Whether an injunction against logging in the Tongass National Forest is needed and what form it should take will be the subject of a federal court hearing in Anchorage on Thursday morning.
Attorneys representing environmental groups, the U.S. Forest Service, the timber industry and Southeast Alaska communities are expected to take part in oral arguments before U.S. District Judge James Singleton.
In a March court order, the judge stopped the Forest Service from altering the wilderness character of any eligible Tongass roadless area until the agency complied with the National Environmental Policy Act and the National Forest Management Act.
In response, the Forest Service halted logging on eligible roadless areas of the Tongass for several weeks. Singleton lifted the injunction in May, pending a hearing on the issue.
In the meantime, the Forest Service has began working on a draft supplemental environmental impact statement to evaluate roadless areas of the Tongass for wilderness designation, per the court order. A final plan should be finished later this year.
Forest Service attorney Jim Ustasiewski said the focus of Thursday's hearing will be what happens this operating season as the agency finishes work on the supplemental environmental impact statement.
"The argument tomorrow is really about whether the law requires or even allows for an injunction while this additional review is going on," he said.
Under federal law, the Forest Service doesn't need to manage roadless areas as wilderness while it is revising its forest plan, he said. If the court issues an injunction, it should be narrowly tailored, the agency said.
But environmental groups have argued in court documents that an injunction is appropriate and any resulting economic harm will be small. The Forest Service and the timber industry "overreacted and wildly exaggerated" the effect of the injunction when it was imposed last year, said Tom Waldo, an attorney with environmental law firm Earthjustice's Juneau office. The firm is representing the Sierra Club, the Wilderness Society, the Alaska Center for the Environment and the Sitka Conservation Society in the suit.

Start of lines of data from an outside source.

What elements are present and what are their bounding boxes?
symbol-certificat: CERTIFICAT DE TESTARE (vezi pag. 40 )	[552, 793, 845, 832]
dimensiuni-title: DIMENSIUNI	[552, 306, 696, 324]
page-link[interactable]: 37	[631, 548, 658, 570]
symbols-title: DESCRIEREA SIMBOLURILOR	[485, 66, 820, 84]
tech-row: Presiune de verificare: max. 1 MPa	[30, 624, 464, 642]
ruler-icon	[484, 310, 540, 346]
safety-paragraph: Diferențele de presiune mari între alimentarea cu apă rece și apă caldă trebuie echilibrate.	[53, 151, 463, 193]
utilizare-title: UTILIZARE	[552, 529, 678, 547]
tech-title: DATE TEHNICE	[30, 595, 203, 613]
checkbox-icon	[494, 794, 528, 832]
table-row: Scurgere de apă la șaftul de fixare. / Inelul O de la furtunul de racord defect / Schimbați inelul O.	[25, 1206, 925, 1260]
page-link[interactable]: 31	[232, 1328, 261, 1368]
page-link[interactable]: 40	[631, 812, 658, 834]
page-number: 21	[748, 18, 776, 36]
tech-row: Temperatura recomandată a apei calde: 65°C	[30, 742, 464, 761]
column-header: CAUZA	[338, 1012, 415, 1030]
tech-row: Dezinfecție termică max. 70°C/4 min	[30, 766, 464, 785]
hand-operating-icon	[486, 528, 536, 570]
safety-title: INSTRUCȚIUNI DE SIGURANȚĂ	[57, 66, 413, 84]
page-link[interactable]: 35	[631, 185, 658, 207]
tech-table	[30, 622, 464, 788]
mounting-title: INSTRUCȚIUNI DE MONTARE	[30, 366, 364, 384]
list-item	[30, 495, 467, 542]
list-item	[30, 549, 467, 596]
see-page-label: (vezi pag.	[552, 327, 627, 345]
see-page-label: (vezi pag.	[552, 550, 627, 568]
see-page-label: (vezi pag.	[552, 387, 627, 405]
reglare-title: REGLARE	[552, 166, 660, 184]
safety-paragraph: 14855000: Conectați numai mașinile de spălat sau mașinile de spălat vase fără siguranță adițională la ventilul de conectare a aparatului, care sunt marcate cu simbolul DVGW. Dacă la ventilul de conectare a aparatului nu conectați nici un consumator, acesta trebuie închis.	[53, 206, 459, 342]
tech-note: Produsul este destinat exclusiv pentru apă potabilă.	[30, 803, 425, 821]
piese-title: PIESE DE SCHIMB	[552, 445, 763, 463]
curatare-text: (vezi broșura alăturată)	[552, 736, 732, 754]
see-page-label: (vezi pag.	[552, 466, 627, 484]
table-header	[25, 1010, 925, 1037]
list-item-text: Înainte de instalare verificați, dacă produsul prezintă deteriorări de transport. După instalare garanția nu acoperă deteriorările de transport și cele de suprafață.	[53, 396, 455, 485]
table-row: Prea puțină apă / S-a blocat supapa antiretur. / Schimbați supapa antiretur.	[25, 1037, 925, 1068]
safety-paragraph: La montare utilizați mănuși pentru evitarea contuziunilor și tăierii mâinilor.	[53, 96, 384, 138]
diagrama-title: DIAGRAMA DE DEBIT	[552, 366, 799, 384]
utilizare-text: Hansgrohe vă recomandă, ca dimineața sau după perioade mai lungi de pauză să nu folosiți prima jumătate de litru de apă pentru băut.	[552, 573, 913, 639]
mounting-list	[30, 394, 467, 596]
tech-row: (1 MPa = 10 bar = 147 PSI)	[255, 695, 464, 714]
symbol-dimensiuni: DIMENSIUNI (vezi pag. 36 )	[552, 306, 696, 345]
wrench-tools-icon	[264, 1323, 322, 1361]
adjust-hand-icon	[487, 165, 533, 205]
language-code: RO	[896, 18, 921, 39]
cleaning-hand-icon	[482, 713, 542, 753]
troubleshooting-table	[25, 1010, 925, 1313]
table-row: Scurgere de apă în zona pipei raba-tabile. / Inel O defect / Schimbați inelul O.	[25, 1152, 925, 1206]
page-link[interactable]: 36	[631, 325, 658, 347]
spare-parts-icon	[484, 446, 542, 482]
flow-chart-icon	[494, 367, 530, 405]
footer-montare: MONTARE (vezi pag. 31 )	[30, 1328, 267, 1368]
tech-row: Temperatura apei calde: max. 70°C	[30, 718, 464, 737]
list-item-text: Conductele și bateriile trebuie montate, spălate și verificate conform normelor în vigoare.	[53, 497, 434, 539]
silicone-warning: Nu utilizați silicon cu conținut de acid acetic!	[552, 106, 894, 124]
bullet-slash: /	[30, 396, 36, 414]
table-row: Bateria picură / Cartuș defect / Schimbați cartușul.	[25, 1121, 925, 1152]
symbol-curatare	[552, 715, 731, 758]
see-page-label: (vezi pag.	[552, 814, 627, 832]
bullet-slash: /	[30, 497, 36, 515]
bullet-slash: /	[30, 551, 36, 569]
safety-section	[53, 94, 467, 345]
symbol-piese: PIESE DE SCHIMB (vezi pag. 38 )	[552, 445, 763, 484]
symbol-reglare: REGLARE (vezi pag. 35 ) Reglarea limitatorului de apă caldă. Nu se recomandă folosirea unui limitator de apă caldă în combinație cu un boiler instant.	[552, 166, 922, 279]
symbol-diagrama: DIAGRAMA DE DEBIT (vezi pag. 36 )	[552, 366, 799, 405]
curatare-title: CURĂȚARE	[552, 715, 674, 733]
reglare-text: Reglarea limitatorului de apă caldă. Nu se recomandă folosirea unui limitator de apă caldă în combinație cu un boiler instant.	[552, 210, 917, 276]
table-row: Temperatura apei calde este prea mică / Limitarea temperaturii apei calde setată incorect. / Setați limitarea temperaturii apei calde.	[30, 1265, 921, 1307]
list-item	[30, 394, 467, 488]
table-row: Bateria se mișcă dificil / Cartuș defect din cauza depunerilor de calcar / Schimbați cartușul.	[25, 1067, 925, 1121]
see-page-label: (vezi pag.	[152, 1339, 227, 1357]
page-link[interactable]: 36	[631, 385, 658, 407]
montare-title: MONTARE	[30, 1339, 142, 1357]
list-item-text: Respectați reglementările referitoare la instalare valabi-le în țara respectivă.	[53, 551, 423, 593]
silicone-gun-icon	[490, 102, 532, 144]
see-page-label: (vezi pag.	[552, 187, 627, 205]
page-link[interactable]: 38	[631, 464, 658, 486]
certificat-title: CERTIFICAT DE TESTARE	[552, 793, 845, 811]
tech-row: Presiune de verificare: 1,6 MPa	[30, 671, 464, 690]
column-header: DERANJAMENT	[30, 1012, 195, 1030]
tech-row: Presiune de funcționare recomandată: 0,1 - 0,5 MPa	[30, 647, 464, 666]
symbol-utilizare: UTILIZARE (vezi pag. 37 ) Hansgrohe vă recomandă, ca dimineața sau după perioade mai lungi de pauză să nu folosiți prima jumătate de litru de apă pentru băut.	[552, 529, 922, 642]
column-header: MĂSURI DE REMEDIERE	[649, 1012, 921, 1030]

"It's clear that even with the injunction there's sufficient timber available for all of the mills to keep operating," Waldo said.
The environmental groups are asking the judge to reinstate the logging injunction with two "minor concessions" to avoid disruption to Pacific Log and Lumber's operations in Ketchikan, Waldo said.
In court documents, Attorney Jim Clark of Juneau said re-issuing the injunction will result in additional harm to the timber industry and communities. Clark represents the Alaska Forest Association, Concerned Alaskans For Resources and the Environment and the communities of Metlakatla and Coffman Cove.
Alaska Forest Association Executive Director Owen Graham said his group doesn't want to see an injunction.
"It would dry up all of the economic timber that's available to our industry and will put our sawmills and a lot of people out of work instantly," he said.
The Southeast Conference and the communities of Ketchikan, Wrangell and Craig also are a part of the suit.
The Forest Service partially completed a review of wilderness in the Tongass Land Management Plan, but it was halted after Congress designated additional wilderness areas in the 1990 Tongass Timber Reform Act, according to the agency.
An evidentiary hearing in the wilderness case has been scheduled Feb. 13-15 in Juneau.